Todo esto, desde ese fatídico día de 1934 hasta la muerte del poeta, fue relatado con una lucidez sin concesiones por su viuda, Nadiezhda Mandelstam, en uno de los testimonios más exhaustivos de este periodo, unas memorias que tituló Contra toda esperanza. “Nadiezhda” significa “esperanza” en ruso y sobre esta paradoja escribió en el libro: “¿Por qué me habrán dado el nombre de Nadiezhda en los umbrales del nuevo siglo, al comienzo mismo del fratricida siglo XX? (...) No se puede vivir sin esperanza, pero pasábamos de una esperanza fallida a otra”. 

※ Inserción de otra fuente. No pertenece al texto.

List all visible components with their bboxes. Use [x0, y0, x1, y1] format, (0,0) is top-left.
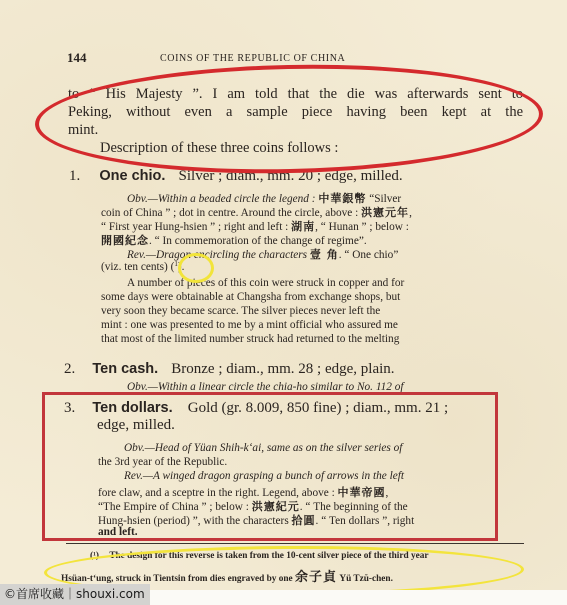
- coin-2-number: 2.: [64, 361, 75, 377]
- coin-2-name: Ten cash.: [92, 361, 158, 377]
- coin-2-heading: 2. Ten cash. Bronze ; diam., mm. 28 ; ed…: [64, 358, 395, 378]
- coin-1-number: 1.: [69, 168, 80, 184]
- page-number: 144: [67, 50, 87, 66]
- watermark: ©首席收藏｜shouxi.com: [0, 584, 150, 605]
- coin-1-reverse-line-2: (viz. ten cents) (1).: [101, 260, 185, 273]
- red-ellipse-annotation: [34, 60, 544, 179]
- coin-1-note-line-2: some days were obtainable at Changsha fr…: [101, 291, 400, 303]
- coin-1-note-line-4: mint : one was presented to me by a mint…: [101, 319, 398, 331]
- bottom-margin-strip: [150, 590, 567, 605]
- coin-1-note-line-5: that most of the limited number struck h…: [101, 333, 399, 345]
- red-rectangle-annotation: [42, 392, 498, 541]
- coin-2-spec: Bronze ; diam., mm. 28 ; edge, plain.: [171, 361, 394, 377]
- yellow-circle-annotation: [178, 253, 214, 283]
- running-title: COINS OF THE REPUBLIC OF CHINA: [160, 53, 345, 64]
- coin-1-note-line-3: very soon they became scarce. The silver…: [101, 305, 380, 317]
- footnote-divider: [66, 543, 524, 544]
- coin-1-name: One chio.: [99, 168, 165, 184]
- scanned-book-page: 144 COINS OF THE REPUBLIC OF CHINA to “ …: [0, 0, 567, 605]
- coin-1-note-line-1: A number of pieces of this coin were str…: [127, 277, 404, 289]
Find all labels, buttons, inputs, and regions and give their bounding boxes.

A lo largo de estas memorias dejó plasmados el terror y desasosiego en el que vivieron estos años, fue el testigo de una época y unos acontecimientos a los que pocos sobrevivieron y pudieron dar cuenta cabalmente: “Y llena de horror me decía a mí misma que entraríamos en el futuro sin testigos capaces de atestiguar lo que fue el pasado. Tanto fuera como dentro de las alambradas todos habíamos perdido la memoria. Sin embargo, había personas que desde el principio se plantearon como misión la de no conservar simplemente la vida, sino la de ser testigos”. Y uno de esas personas, como decíamos antes, fue ella misma. 

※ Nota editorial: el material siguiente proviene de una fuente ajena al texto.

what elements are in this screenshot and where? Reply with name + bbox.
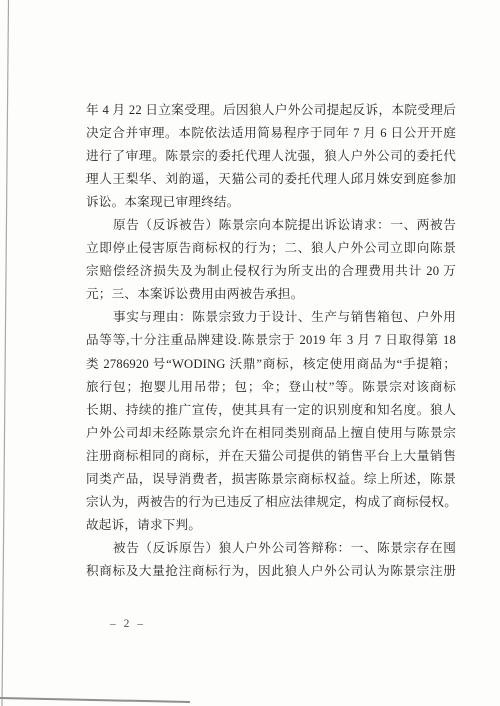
- document-line: 长期、持续的推广宣传，使其具有一定的识别度和知名度。狼人: [86, 399, 456, 422]
- page-left-edge-line: [2, 0, 9, 706]
- document-line: 宗认为，两被告的行为已违反了相应法律规定，构成了商标侵权。: [86, 491, 456, 514]
- document-line: 事实与理由：陈景宗致力于设计、生产与销售箱包、户外用: [86, 306, 456, 329]
- document-line: 进行了审理。陈景宗的委托代理人沈强，狼人户外公司的委托代: [86, 145, 456, 168]
- document-line: 旅行包；抱婴儿用吊带；包；伞；登山杖”等。陈景宗对该商标: [86, 376, 456, 399]
- document-line: 积商标及大量抢注商标行为，因此狼人户外公司认为陈景宗注册: [86, 560, 456, 583]
- document-line: 元；三、本案诉讼费用由两被告承担。: [86, 283, 456, 306]
- document-line: 故起诉，请求下判。: [86, 514, 456, 537]
- document-line: 原告（反诉被告）陈景宗向本院提出诉讼请求：一、两被告: [86, 214, 456, 237]
- document-line: 立即停止侵害原告商标权的行为；二、狼人户外公司立即向陈景: [86, 237, 456, 260]
- document-line: 理人王梨华、刘韵遥，天猫公司的委托代理人邱月姝安到庭参加: [86, 168, 456, 191]
- page-bottom-edge-line: [0, 698, 190, 702]
- document-line: 类 2786920 号“WODING 沃鼎”商标，核定使用商品为“手提箱；: [86, 353, 456, 376]
- document-line: 宗赔偿经济损失及为制止侵权行为所支出的合理费用共计 20 万: [86, 260, 456, 283]
- document-line: 年 4 月 22 日立案受理。后因狼人户外公司提起反诉，本院受理后: [86, 99, 456, 122]
- document-line: 户外公司却未经陈景宗允许在相同类别商品上擅自使用与陈景宗: [86, 422, 456, 445]
- document-body: 年 4 月 22 日立案受理。后因狼人户外公司提起反诉，本院受理后 决定合并审理…: [86, 99, 456, 583]
- document-line: 被告（反诉原告）狼人户外公司答辩称：一、陈景宗存在囤: [86, 537, 456, 560]
- document-line: 注册商标相同的商标，并在天猫公司提供的销售平台上大量销售: [86, 445, 456, 468]
- scanned-court-document-page: 年 4 月 22 日立案受理。后因狼人户外公司提起反诉，本院受理后 决定合并审理…: [0, 0, 500, 706]
- document-line: 品等等,十分注重品牌建设.陈景宗于 2019 年 3 月 7 日取得第 18: [86, 329, 456, 352]
- page-number: – 2 –: [110, 618, 146, 630]
- document-line: 同类产品，误导消费者，损害陈景宗商标权益。综上所述，陈景: [86, 468, 456, 491]
- document-line: 决定合并审理。本院依法适用简易程序于同年 7 月 6 日公开开庭: [86, 122, 456, 145]
- document-line: 诉讼。本案现已审理终结。: [86, 191, 456, 214]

Su memoria, además de dar testimonio de esa época, también sirvió para conservar la poesía que su marido escribió durante todo el periplo desde esa fatídica madrugada de mayo de 1934, cuando comenzó su calvario acusado de “actividades contrarrevolucionarias”; su memoria y las copias que de esta fue repartiendo sirvieron para que la policía no pudiera hacerse con todo en los registros a los que eran sometidos tanto ellos como sus contactos. Como cuenta en el capítulo “El archivo y la voz”: “Algunos poemas y textos en prosa de Mandelstam desaparecieron, pero se ha conservado la mayor parte y esta es la historia de mi lucha contra las ciegas fuerzas de la naturaleza que intentaron arrasarme a mí y a los pobres trozos de papel que conservaba”.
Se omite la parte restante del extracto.